Although the jobless rate is at its lowest level in five years and the stock market has surpassed its pre-recession high, the economic gains have not reached many poor urban residents, and 2014 could be even worse, a new survey said Wednesday.

Homelessness and hunger have increased and are expected to keep rising in many cities next year, according to the latest U.S. Conference of Mayors survey of 25 large and midsized metro areas.

Homelessness, hunger climbing in U.S

Last year’s national poverty rate of 15% is still near the Great Recession’s high of 15.1%, according to U.S. Census figures.

“We anticipated that problems related to unemployment and the slow national recovery would be reflected in the survey cities, and they were,” Santa Barbara Mayor Helene Schneider, a co-chair for the group’s task force on hunger and homelessness, told reporters in a conference call.

Officials involved in the urban survey said they were worried about recent cuts to food stamps and by the new congressional budget deal, which does not renew jobless benefits for the long-term unemployed.
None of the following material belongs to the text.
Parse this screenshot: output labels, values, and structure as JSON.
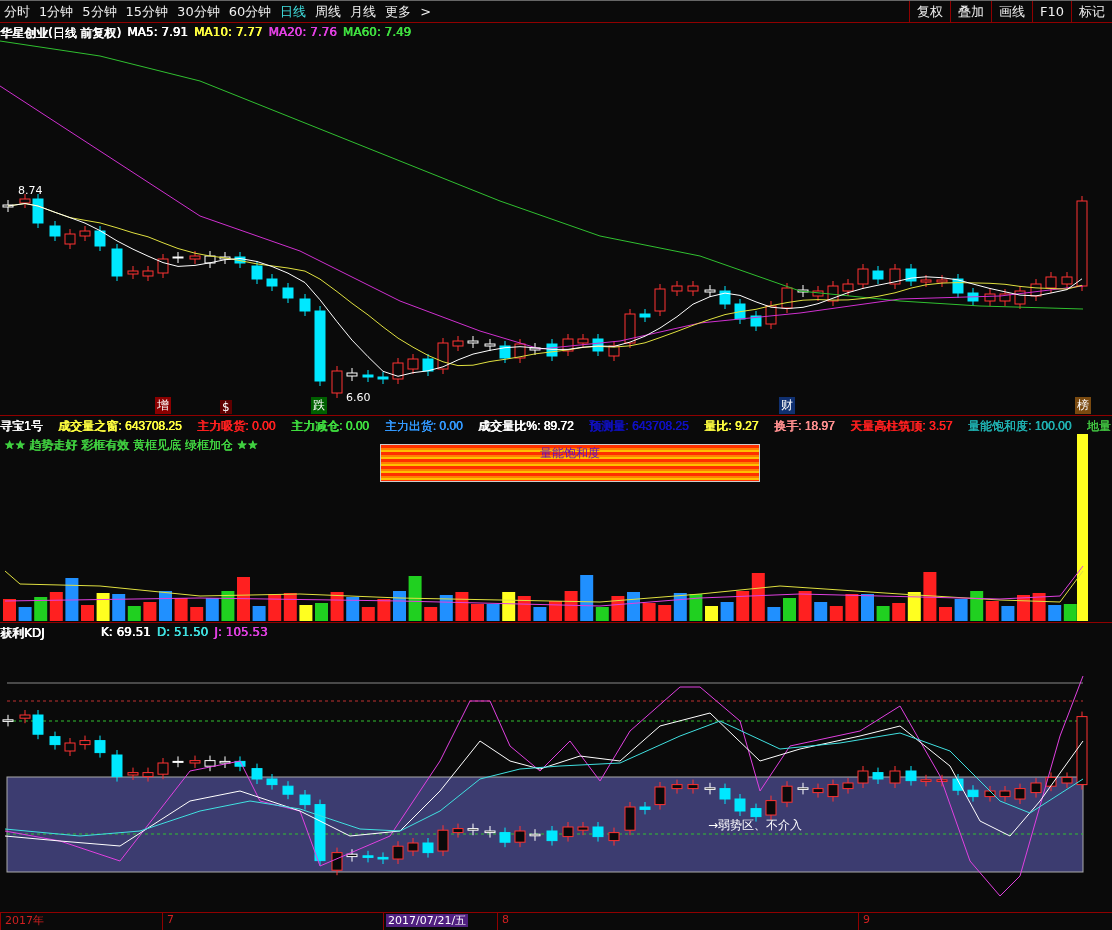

Those extended benefits will expire after Christmas.

“Despite the budget problems we all face, every level of government has got to [focus its resources] on solving these problems,” Schneider said.

The 25 surveyed cities, which include Los Angeles, Santa Barbara, Dallas, Chicago, Philadelphia and Washington, reported a 3% increase in overall homelessness, and half of the cities expected the number of homeless families to rise in 2014.

On an average night, more than 20,000 people sleep on Los Angeles’ streets, and almost 2,000 of them are families or children living on their own, the city reported. Homelessness has increased 26% in Los Angeles since last year, and 16% of L.A.’s homeless were turned away for housing help.

Chicago reported an 11.4% increase in the number of homeless families since last year, with requests for emergency food assistance up 6%. City pantries had to reduce the amount of food they gave to the hungry. And homeless shelters were increasing the number of people allowed to sleep in a room to meet rising demand.

Officials around the country cited a lack of affordable housing as a factor in persistent homelessness. Nineteen percent of the cities’ homeless adults had jobs, including 22% of those in San Francisco, according to the survey.

“The housing market is such, particularly over the last few years, that shelter is taking a large chunk of what money they have,” said Paul Ong, director of the Center for the Study of Inequality at UCLA’s Luskin School of Public Affairs. He added that median earnings for Americans had increased just 5% between 2007 and 2012, but that rents had risen 12%.

The result is a squeeze, he said. “You can’t pay for shelter and you end up being homeless. Or if you continue to live in the apartment, you have less available to you in terms of food, so you end up relying on other sources of food for your family.”

One bright spot in the survey: A wide majority of the cities said they had made gains in getting veterans off the streets and into housing.

National veteran homelessness rates plunged by 24% between 2010 and 2013, according to the U.S. Department of Housing and Urban Development.

“We’ve seen success across the country,” said Laura Green Zeilinger, deputy director of the U.S. Interagency Council on Homelessness, citing a federal plan to end veteran homelessness by 2015. “Now we must invest in solutions in staying that course.”

Some of the 2013 hunger stats were grim: Twenty-one percent of people needing emergency food assistance didn’t get it, and all but four of the 25 surveyed cities reported an increased need. The exceptions were Santa Barbara; Nashville; Plano, Texas; and St. Paul, Minn.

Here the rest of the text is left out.